The National Cyber Security Centre (NCSC) has described on its blog how criminals have spread malware via emails purporting to contain important updates about the COVID-19 outbreak, and that attempts have also been made to scam unsuspecting users and phish passwords and sensitive information.
In response to the Coronavirus-related cybercrime threat, the NCSC says it has taken steps to automatically discover and take down malicious sites exploiting the Coronavirus outbreak to serve up phishing attacks and malware.
The techniques being used by the criminals are no different from those seen in many past attacks, but the fact that they exploit the current Coronavirus pandemic means that there is a great chance that unsuspecting computer users will be tricked into falling for them.
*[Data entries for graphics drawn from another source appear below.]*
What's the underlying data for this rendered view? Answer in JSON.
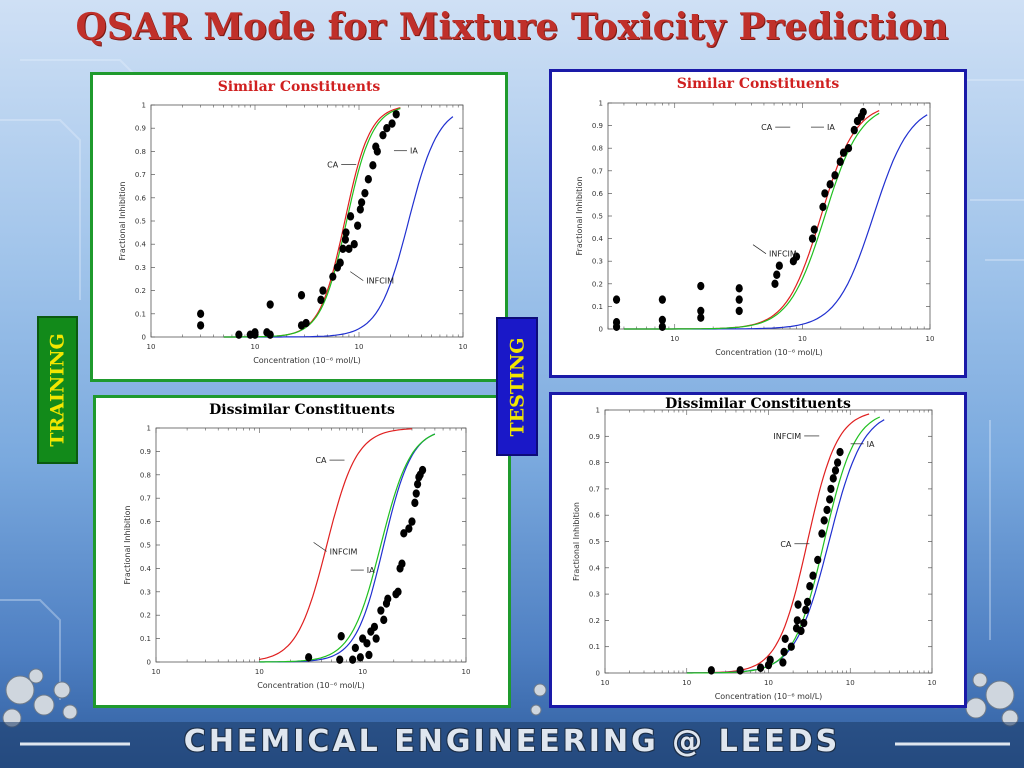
{
  "title": "QSAR Mode for Mixture Toxicity Prediction",
  "side_labels": {
    "training": "TRAINING",
    "testing": "TESTING"
  },
  "footer": "CHEMICAL ENGINEERING @ LEEDS",
  "colors": {
    "title": "#c0302a",
    "training_border": "#1f9a2d",
    "testing_border": "#1a1aa8",
    "training_label_bg": "#128a1a",
    "training_label_text": "#f2e600",
    "testing_label_bg": "#1a18c8",
    "testing_label_text": "#f2e600",
    "ca_curve": "#e02020",
    "ia_curve": "#2030d0",
    "infcim_curve": "#20c020",
    "points": "#000000"
  },
  "chart_data": [
    {
      "id": "training-similar",
      "type": "scatter",
      "title": "Similar Constituents",
      "xlabel": "Concentration (10⁻⁶ mol/L)",
      "ylabel": "Fractional Inhibition",
      "xscale": "log",
      "xlim": [
        0.1,
        100
      ],
      "ylim": [
        0,
        1
      ],
      "x_ticks": [
        0.1,
        1,
        10,
        100
      ],
      "y_ticks": [
        0,
        0.1,
        0.2,
        0.3,
        0.4,
        0.5,
        0.6,
        0.7,
        0.8,
        0.9,
        1
      ],
      "series": [
        {
          "name": "CA",
          "kind": "curve",
          "color": "#e02020",
          "ec50": 7.3,
          "slope": 3.6,
          "xrange": [
            0.5,
            25
          ]
        },
        {
          "name": "IA",
          "kind": "curve",
          "color": "#2030d0",
          "ec50": 30,
          "slope": 3.0,
          "xrange": [
            0.5,
            80
          ]
        },
        {
          "name": "INFCIM",
          "kind": "curve",
          "color": "#20c020",
          "ec50": 7.6,
          "slope": 3.5,
          "xrange": [
            0.5,
            25
          ]
        },
        {
          "name": "",
          "kind": "points",
          "color": "#000000",
          "x": [
            0.3,
            0.3,
            0.7,
            0.9,
            1.0,
            1.0,
            1.4,
            1.3,
            1.4,
            2.8,
            2.8,
            3.1,
            4.3,
            4.5,
            5.6,
            6.2,
            6.6,
            7.0,
            7.4,
            7.5,
            8.0,
            8.3,
            9.0,
            9.7,
            10.3,
            10.6,
            11.4,
            12.3,
            13.6,
            14.5,
            15.0,
            17.0,
            18.5,
            20.8,
            22.8
          ],
          "y": [
            0.05,
            0.1,
            0.01,
            0.01,
            0.01,
            0.02,
            0.14,
            0.02,
            0.01,
            0.18,
            0.05,
            0.06,
            0.16,
            0.2,
            0.26,
            0.3,
            0.32,
            0.38,
            0.42,
            0.45,
            0.38,
            0.52,
            0.4,
            0.48,
            0.55,
            0.58,
            0.62,
            0.68,
            0.74,
            0.82,
            0.8,
            0.87,
            0.9,
            0.92,
            0.96
          ]
        }
      ],
      "annotations": [
        "CA",
        "IA",
        "INFCIM"
      ]
    },
    {
      "id": "testing-similar",
      "type": "scatter",
      "title": "Similar Constituents",
      "xlabel": "Concentration (10⁻⁶ mol/L)",
      "ylabel": "Fractional Inhibition",
      "xscale": "log",
      "xlim": [
        0.3,
        100
      ],
      "ylim": [
        0,
        1
      ],
      "x_ticks": [
        1,
        10,
        100
      ],
      "y_ticks": [
        0,
        0.1,
        0.2,
        0.3,
        0.4,
        0.5,
        0.6,
        0.7,
        0.8,
        0.9,
        1
      ],
      "series": [
        {
          "name": "CA",
          "kind": "curve",
          "color": "#e02020",
          "ec50": 14,
          "slope": 3.2,
          "xrange": [
            0.4,
            40
          ]
        },
        {
          "name": "IA",
          "kind": "curve",
          "color": "#2030d0",
          "ec50": 36,
          "slope": 3.0,
          "xrange": [
            0.4,
            95
          ]
        },
        {
          "name": "INFCIM",
          "kind": "curve",
          "color": "#20c020",
          "ec50": 15,
          "slope": 3.1,
          "xrange": [
            0.4,
            40
          ]
        },
        {
          "name": "",
          "kind": "points",
          "color": "#000000",
          "x": [
            0.35,
            0.35,
            0.35,
            0.8,
            0.8,
            0.8,
            1.6,
            1.6,
            1.6,
            3.2,
            3.2,
            3.2,
            6.1,
            6.3,
            6.6,
            8.5,
            9.0,
            12.0,
            12.4,
            14.5,
            15.0,
            16.5,
            18.0,
            19.8,
            21.0,
            23.0,
            25.5,
            27.0,
            29.0,
            30.0
          ],
          "y": [
            0.13,
            0.03,
            0.01,
            0.13,
            0.04,
            0.01,
            0.19,
            0.08,
            0.05,
            0.18,
            0.13,
            0.08,
            0.2,
            0.24,
            0.28,
            0.3,
            0.32,
            0.4,
            0.44,
            0.54,
            0.6,
            0.64,
            0.68,
            0.74,
            0.78,
            0.8,
            0.88,
            0.92,
            0.94,
            0.96
          ]
        }
      ],
      "annotations": [
        "CA",
        "IA",
        "INFCIM"
      ]
    },
    {
      "id": "training-dissimilar",
      "type": "scatter",
      "title": "Dissimilar Constituents",
      "xlabel": "Concentration (10⁻⁶ mol/L)",
      "ylabel": "Fractional Inhibition",
      "xscale": "log",
      "xlim": [
        1,
        1000
      ],
      "ylim": [
        0,
        1
      ],
      "x_ticks": [
        1,
        10,
        100,
        1000
      ],
      "y_ticks": [
        0,
        0.1,
        0.2,
        0.3,
        0.4,
        0.5,
        0.6,
        0.7,
        0.8,
        0.9,
        1
      ],
      "series": [
        {
          "name": "CA",
          "kind": "curve",
          "color": "#e02020",
          "ec50": 45,
          "slope": 3.0,
          "xrange": [
            10,
            300
          ]
        },
        {
          "name": "IA",
          "kind": "curve",
          "color": "#2030d0",
          "ec50": 160,
          "slope": 3.2,
          "xrange": [
            10,
            500
          ]
        },
        {
          "name": "INFCIM",
          "kind": "curve",
          "color": "#20c020",
          "ec50": 150,
          "slope": 3.0,
          "xrange": [
            10,
            500
          ]
        },
        {
          "name": "",
          "kind": "points",
          "color": "#000000",
          "x": [
            30,
            60,
            62,
            80,
            85,
            95,
            100,
            110,
            115,
            120,
            130,
            135,
            150,
            160,
            170,
            175,
            210,
            220,
            230,
            240,
            250,
            280,
            300,
            320,
            330,
            340,
            350,
            360,
            380
          ],
          "y": [
            0.02,
            0.01,
            0.11,
            0.01,
            0.06,
            0.02,
            0.1,
            0.08,
            0.03,
            0.13,
            0.15,
            0.1,
            0.22,
            0.18,
            0.25,
            0.27,
            0.29,
            0.3,
            0.4,
            0.42,
            0.55,
            0.57,
            0.6,
            0.68,
            0.72,
            0.76,
            0.79,
            0.8,
            0.82
          ]
        }
      ],
      "annotations": [
        "CA",
        "IA",
        "INFCIM"
      ]
    },
    {
      "id": "testing-dissimilar",
      "type": "scatter",
      "title": "Dissimilar Constituents",
      "xlabel": "Concentration (10⁻⁶ mol/L)",
      "ylabel": "Fractional Inhibition",
      "xscale": "log",
      "xlim": [
        0.1,
        1000
      ],
      "ylim": [
        0,
        1
      ],
      "x_ticks": [
        0.1,
        1,
        10,
        100,
        1000
      ],
      "y_ticks": [
        0,
        0.1,
        0.2,
        0.3,
        0.4,
        0.5,
        0.6,
        0.7,
        0.8,
        0.9,
        1
      ],
      "series": [
        {
          "name": "CA",
          "kind": "curve",
          "color": "#e02020",
          "ec50": 30,
          "slope": 2.4,
          "xrange": [
            1,
            170
          ]
        },
        {
          "name": "IA",
          "kind": "curve",
          "color": "#2030d0",
          "ec50": 55,
          "slope": 2.1,
          "xrange": [
            1,
            260
          ]
        },
        {
          "name": "INFCIM",
          "kind": "curve",
          "color": "#20c020",
          "ec50": 48,
          "slope": 2.3,
          "xrange": [
            1,
            230
          ]
        },
        {
          "name": "",
          "kind": "points",
          "color": "#000000",
          "x": [
            2.0,
            4.5,
            8.0,
            10.0,
            10.5,
            15.0,
            15.5,
            16.0,
            19.0,
            22.0,
            22.5,
            23.0,
            25.0,
            27.0,
            28.5,
            30.0,
            32.0,
            35.0,
            40.0,
            45.0,
            48.0,
            52.0,
            56.0,
            58.0,
            62.0,
            66.0,
            70.0,
            75.0
          ],
          "y": [
            0.01,
            0.01,
            0.02,
            0.03,
            0.05,
            0.04,
            0.08,
            0.13,
            0.1,
            0.17,
            0.2,
            0.26,
            0.16,
            0.19,
            0.24,
            0.27,
            0.33,
            0.37,
            0.43,
            0.53,
            0.58,
            0.62,
            0.66,
            0.7,
            0.74,
            0.77,
            0.8,
            0.84
          ]
        }
      ],
      "annotations": [
        "CA",
        "IA",
        "INFCIM"
      ]
    }
  ]
}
In short, you might be more tempted right now to click on a link claiming to contain important information about Coronavirus than you would to click on a link in an email purporting to come from your bank.
In an attempt to strengthen the security of internet users, the NCSC is recommending that the public follow existing advice on how to spot and deal with suspicious emails, and how to protect against malware threats such as ransomware.
As many computer users are likely to be finding themselves in the unusual position of working remotely, perhaps without direct access to IT support teams who would normally be directly available to advise them on security, it’s particularly important that users are reminded of basic security practices.
Paul Chichester, Director of Operations at the NCSC reminded users to report cybercrime attacks to the authorities:
“We know that cyber criminals are opportunistic and will look to exploit people’s fears, and this has undoubtedly been the case with the Coronavirus outbreak. “Our advice to the public is to follow our guidance, which includes everything from password advice to spotting suspect emails. “In the event that someone does fall victim to a phishing attempt, they should look to report this to Action Fraud as soon as possible.”
In recent weeks there has clearly been an increase in cybercriminal exploitation of the Coronavirus crisis, with attempts to dupe users with malicious Coronavirus maps, phishing attacks which purport to come from the Center of Disease Control, and Coronavirus-related Android ransomware, amongst much much more.
It’s sadly easy to predict that things are going to get much worse before they get better. Get clued up about how best to protect yourself, your friends, and your colleagues.